Je me croyais invulnérable et entourée d'amour,
Mais soudain s'est envolé le voile et effondrée ma tour,
J'ai compris que ma passion n'était qu'une illusion,
Et que cet amour ne me serait pas donné en retour.
Mais il était trop tard j'ai sombré dans le noir,
J'y suis toujours et je cherche la sortie de secours,
Mais il n'y à rien aux alentours à part les ruines de mon ancienne tour.
Et je n'ose me mouvoir en ce lieu si dérisoire.

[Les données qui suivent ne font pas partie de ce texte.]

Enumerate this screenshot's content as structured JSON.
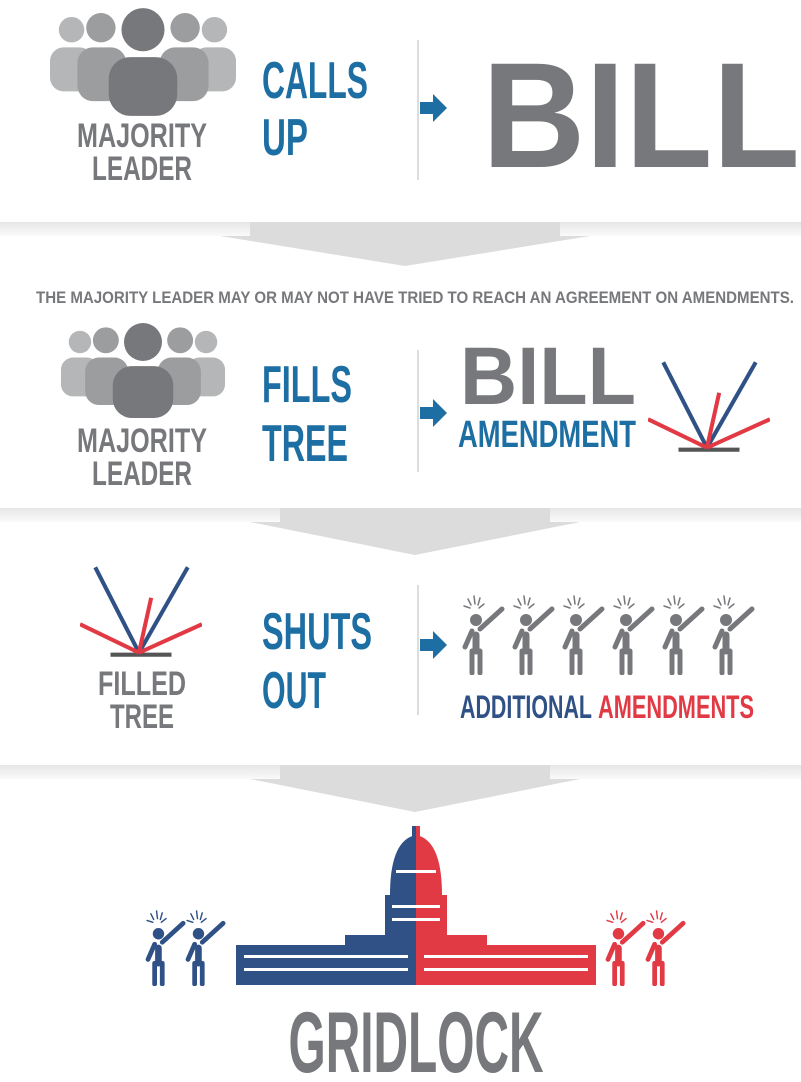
{
  "steps": [
    {
      "actor": [
        "MAJORITY",
        "LEADER"
      ],
      "action": [
        "CALLS",
        "UP"
      ],
      "object": [
        "BILL"
      ]
    },
    {
      "actor": [
        "MAJORITY",
        "LEADER"
      ],
      "action": [
        "FILLS",
        "TREE"
      ],
      "object": [
        "BILL",
        "AMENDMENT"
      ]
    },
    {
      "actor": [
        "FILLED",
        "TREE"
      ],
      "action": [
        "SHUTS",
        "OUT"
      ],
      "object": [
        "ADDITIONAL",
        "AMENDMENTS"
      ]
    }
  ],
  "note": "THE MAJORITY LEADER MAY OR MAY NOT HAVE TRIED TO REACH AN AGREEMENT ON AMENDMENTS.",
  "result": "GRIDLOCK"
}
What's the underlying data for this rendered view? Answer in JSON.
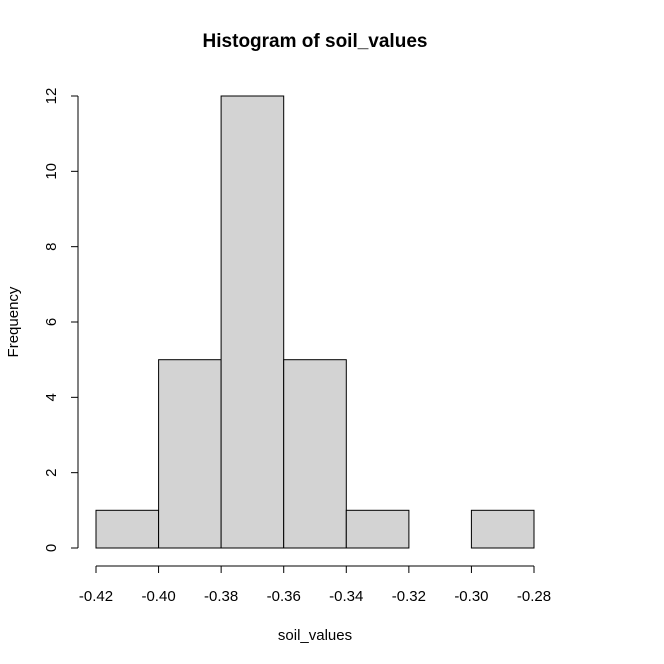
{
  "chart_data": {
    "type": "bar",
    "title": "Histogram of soil_values",
    "xlabel": "soil_values",
    "ylabel": "Frequency",
    "bins": [
      {
        "from": -0.42,
        "to": -0.4,
        "count": 1
      },
      {
        "from": -0.4,
        "to": -0.38,
        "count": 5
      },
      {
        "from": -0.38,
        "to": -0.36,
        "count": 12
      },
      {
        "from": -0.36,
        "to": -0.34,
        "count": 5
      },
      {
        "from": -0.34,
        "to": -0.32,
        "count": 1
      },
      {
        "from": -0.32,
        "to": -0.3,
        "count": 0
      },
      {
        "from": -0.3,
        "to": -0.28,
        "count": 1
      }
    ],
    "xlim": [
      -0.42,
      -0.28
    ],
    "ylim": [
      0,
      12
    ],
    "x_ticks": [
      "-0.42",
      "-0.40",
      "-0.38",
      "-0.36",
      "-0.34",
      "-0.32",
      "-0.30",
      "-0.28"
    ],
    "y_ticks": [
      "0",
      "2",
      "4",
      "6",
      "8",
      "10",
      "12"
    ],
    "grid": false,
    "bar_color": "#d3d3d3"
  }
}
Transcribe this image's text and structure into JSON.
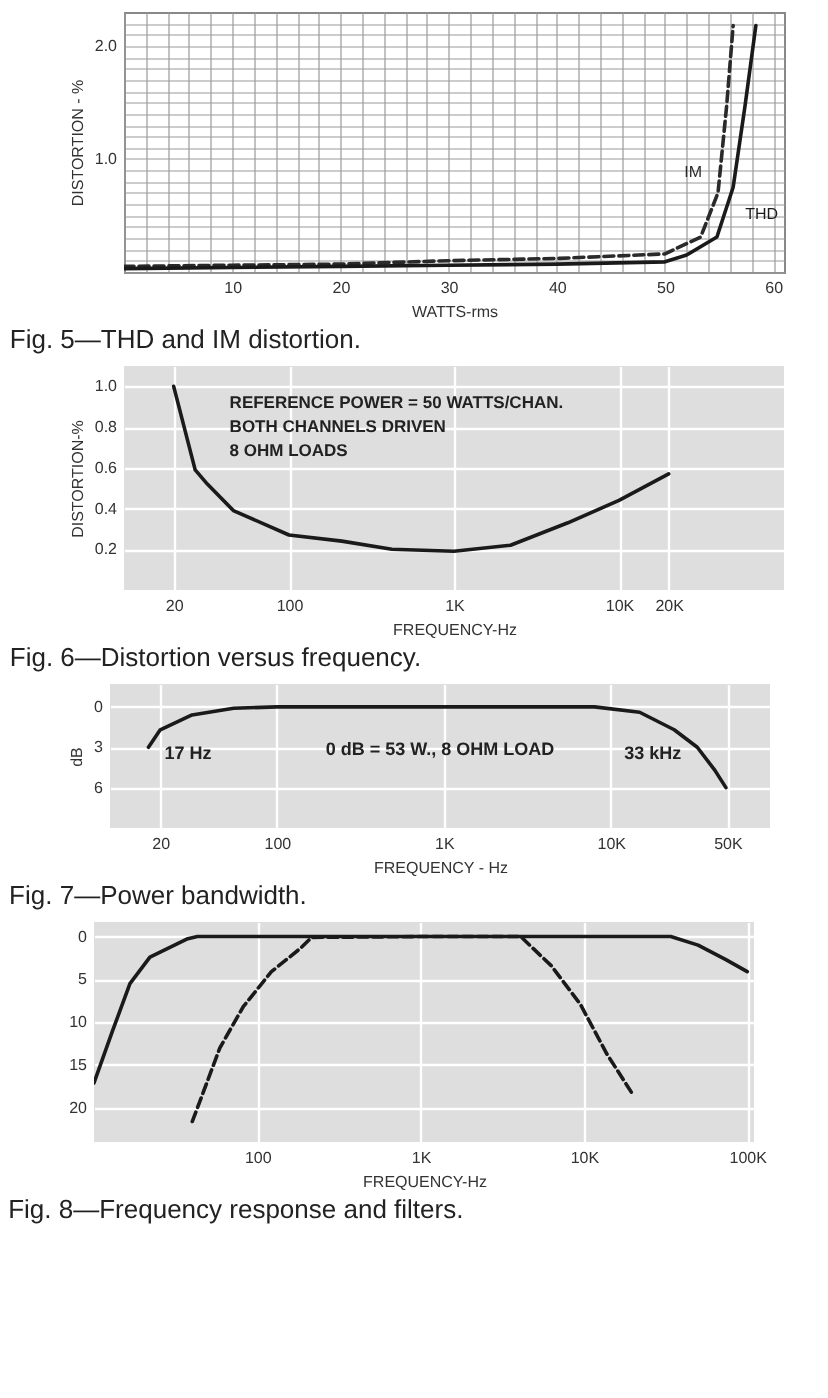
{
  "chart_data": [
    {
      "type": "line",
      "title": "Fig. 5—THD and IM distortion.",
      "xlabel": "WATTS-rms",
      "ylabel": "DISTORTION - %",
      "xlim": [
        0,
        61
      ],
      "ylim": [
        0,
        2.3
      ],
      "xticks": [
        {
          "value": 0,
          "label": null
        },
        {
          "value": 2,
          "label": null
        },
        {
          "value": 4,
          "label": null
        },
        {
          "value": 6,
          "label": null
        },
        {
          "value": 8,
          "label": null
        },
        10,
        {
          "value": 12,
          "label": null
        },
        {
          "value": 14,
          "label": null
        },
        {
          "value": 16,
          "label": null
        },
        {
          "value": 18,
          "label": null
        },
        20,
        {
          "value": 22,
          "label": null
        },
        {
          "value": 24,
          "label": null
        },
        {
          "value": 26,
          "label": null
        },
        {
          "value": 28,
          "label": null
        },
        30,
        {
          "value": 32,
          "label": null
        },
        {
          "value": 34,
          "label": null
        },
        {
          "value": 36,
          "label": null
        },
        {
          "value": 38,
          "label": null
        },
        40,
        {
          "value": 42,
          "label": null
        },
        {
          "value": 44,
          "label": null
        },
        {
          "value": 46,
          "label": null
        },
        {
          "value": 48,
          "label": null
        },
        50,
        {
          "value": 52,
          "label": null
        },
        {
          "value": 54,
          "label": null
        },
        {
          "value": 56,
          "label": null
        },
        {
          "value": 58,
          "label": null
        },
        60
      ],
      "yticks": [
        {
          "value": 0,
          "label": null
        },
        {
          "value": 0.1,
          "label": null
        },
        {
          "value": 0.2,
          "label": null
        },
        {
          "value": 0.3,
          "label": null
        },
        {
          "value": 0.4,
          "label": null
        },
        {
          "value": 0.5,
          "label": null
        },
        {
          "value": 0.6,
          "label": null
        },
        {
          "value": 0.7,
          "label": null
        },
        {
          "value": 0.8,
          "label": null
        },
        {
          "value": 0.9,
          "label": null
        },
        {
          "value": 1,
          "label": "1.0"
        },
        {
          "value": 1.1,
          "label": null
        },
        {
          "value": 1.2,
          "label": null
        },
        {
          "value": 1.3,
          "label": null
        },
        {
          "value": 1.4,
          "label": null
        },
        {
          "value": 1.5,
          "label": null
        },
        {
          "value": 1.6,
          "label": null
        },
        {
          "value": 1.7,
          "label": null
        },
        {
          "value": 1.8,
          "label": null
        },
        {
          "value": 1.9,
          "label": null
        },
        {
          "value": 2,
          "label": "2.0"
        },
        {
          "value": 2.1,
          "label": null
        },
        {
          "value": 2.2,
          "label": null
        }
      ],
      "grid": true,
      "series": [
        {
          "name": "IM",
          "color": "#2a2a2a",
          "line_style": "dashed",
          "x": [
            0,
            10,
            20,
            30,
            40,
            50,
            53.3,
            54.9,
            55.7,
            56.3
          ],
          "values": [
            0.05,
            0.06,
            0.07,
            0.1,
            0.12,
            0.16,
            0.31,
            0.7,
            1.47,
            2.18
          ]
        },
        {
          "name": "THD",
          "color": "#1a1a1a",
          "line_style": "solid",
          "x": [
            0,
            10,
            20,
            30,
            40,
            50,
            52,
            54.8,
            56.3,
            57.4,
            58.4
          ],
          "values": [
            0.03,
            0.04,
            0.05,
            0.06,
            0.07,
            0.09,
            0.15,
            0.31,
            0.75,
            1.47,
            2.18
          ]
        }
      ]
    },
    {
      "type": "line",
      "title": "Fig. 6—Distortion versus frequency.",
      "xlabel": "FREQUENCY-Hz",
      "ylabel": "DISTORTION-%",
      "log": "x",
      "xlim": [
        10,
        100000
      ],
      "ylim": [
        0,
        1.1
      ],
      "xticks": [
        20,
        100,
        {
          "value": 1000,
          "label": "1K"
        },
        {
          "value": 10000,
          "label": "10K"
        },
        {
          "value": 20000,
          "label": "20K"
        }
      ],
      "yticks": [
        0.2,
        0.4,
        0.6,
        0.8,
        {
          "value": 1,
          "label": "1.0"
        }
      ],
      "grid": true,
      "annotations": [
        "REFERENCE POWER = 50 WATTS/CHAN.",
        "BOTH CHANNELS DRIVEN",
        "8 OHM LOADS"
      ],
      "series": [
        {
          "color": "#1a1a1a",
          "line_style": "solid",
          "x": [
            20,
            27,
            32,
            46,
            100,
            209,
            420,
            1000,
            2200,
            4900,
            10000,
            20000
          ],
          "values": [
            1.0,
            0.59,
            0.52,
            0.39,
            0.27,
            0.24,
            0.2,
            0.19,
            0.22,
            0.33,
            0.44,
            0.57
          ]
        }
      ]
    },
    {
      "type": "line",
      "title": "Fig. 7—Power bandwidth.",
      "xlabel": "FREQUENCY - Hz",
      "ylabel": "dB",
      "log": "x",
      "xlim": [
        10,
        90000
      ],
      "ylim": [
        9,
        -1.7
      ],
      "xticks": [
        20,
        100,
        {
          "value": 1000,
          "label": "1K"
        },
        {
          "value": 10000,
          "label": "10K"
        },
        {
          "value": 50000,
          "label": "50K"
        }
      ],
      "yticks": [
        0,
        3,
        6
      ],
      "grid": true,
      "annotations": [
        {
          "text": "17 Hz",
          "x": 17,
          "y": 3
        },
        {
          "text": "33 kHz",
          "x": 33000,
          "y": 3
        },
        "0 dB = 53 W., 8 OHM LOAD"
      ],
      "series": [
        {
          "color": "#1a1a1a",
          "line_style": "solid",
          "x": [
            17,
            20,
            31,
            55,
            100,
            1000,
            8000,
            14900,
            24000,
            33000,
            42000,
            49000
          ],
          "values": [
            3,
            1.7,
            0.6,
            0.1,
            0,
            0,
            0,
            0.4,
            1.7,
            3,
            4.7,
            6
          ]
        }
      ]
    },
    {
      "type": "line",
      "title": "Fig. 8—Frequency response and filters.",
      "xlabel": "FREQUENCY-Hz",
      "log": "x",
      "xlim": [
        10,
        110000
      ],
      "ylim": [
        24,
        -1.7
      ],
      "xticks": [
        100,
        {
          "value": 1000,
          "label": "1K"
        },
        {
          "value": 10000,
          "label": "10K"
        },
        {
          "value": 100000,
          "label": "100K"
        }
      ],
      "yticks": [
        0,
        5,
        10,
        15,
        20
      ],
      "grid": true,
      "series": [
        {
          "color": "#1a1a1a",
          "line_style": "solid",
          "x": [
            10,
            13,
            16.6,
            22,
            37,
            43,
            1000,
            34000,
            50000,
            74000,
            100000
          ],
          "values": [
            17.1,
            11,
            5.5,
            2.4,
            0.3,
            0,
            0,
            0,
            1,
            2.7,
            4.1
          ]
        },
        {
          "color": "#1a1a1a",
          "line_style": "dashed",
          "x": [
            40,
            59,
            82,
            122,
            183,
            215,
            1000,
            4100,
            6300,
            9500,
            13800,
            20000
          ],
          "values": [
            21.6,
            13,
            8.2,
            4.1,
            1.4,
            0.1,
            0,
            0,
            3.4,
            7.9,
            13.7,
            18.5
          ]
        }
      ]
    }
  ]
}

Je suis habité par le démon de la solitude,
Seule sans personne à aimer,
Dans ma chambre aux volets fermés.
Tout le monde m'ignore ça devient une habitude,
Je me compare à un robot un peu sot,
Sans aucune émotion qui ne ressorte et sans dire un mot.
Il y avait ce garçon que j'aimais tant,
D'ailleurs je l'aime toujours autant,
Mais je me suis heurtée à un mur violemment,
Quand je lui ai avoué mes sentiments.
On ne s'est pas parlé pendant des mois et des mois,
Puis on s'est retrouvé comme ça par hasard.
Je lui ai fais croire que je n'éprouvait plus rien pour lui,
Que s'était oublié et qu'il était un ami.
Il n'a pas vu que je lui mentais et il n'a pas vu mes yeux pleurer,
Bien sur qu'il ne m'a pas vu, je m'étais cachée.
Souvent je pense à lui, je pense à cet ami,
Qui un jour m'a sourit, puis est parti faire sa vie.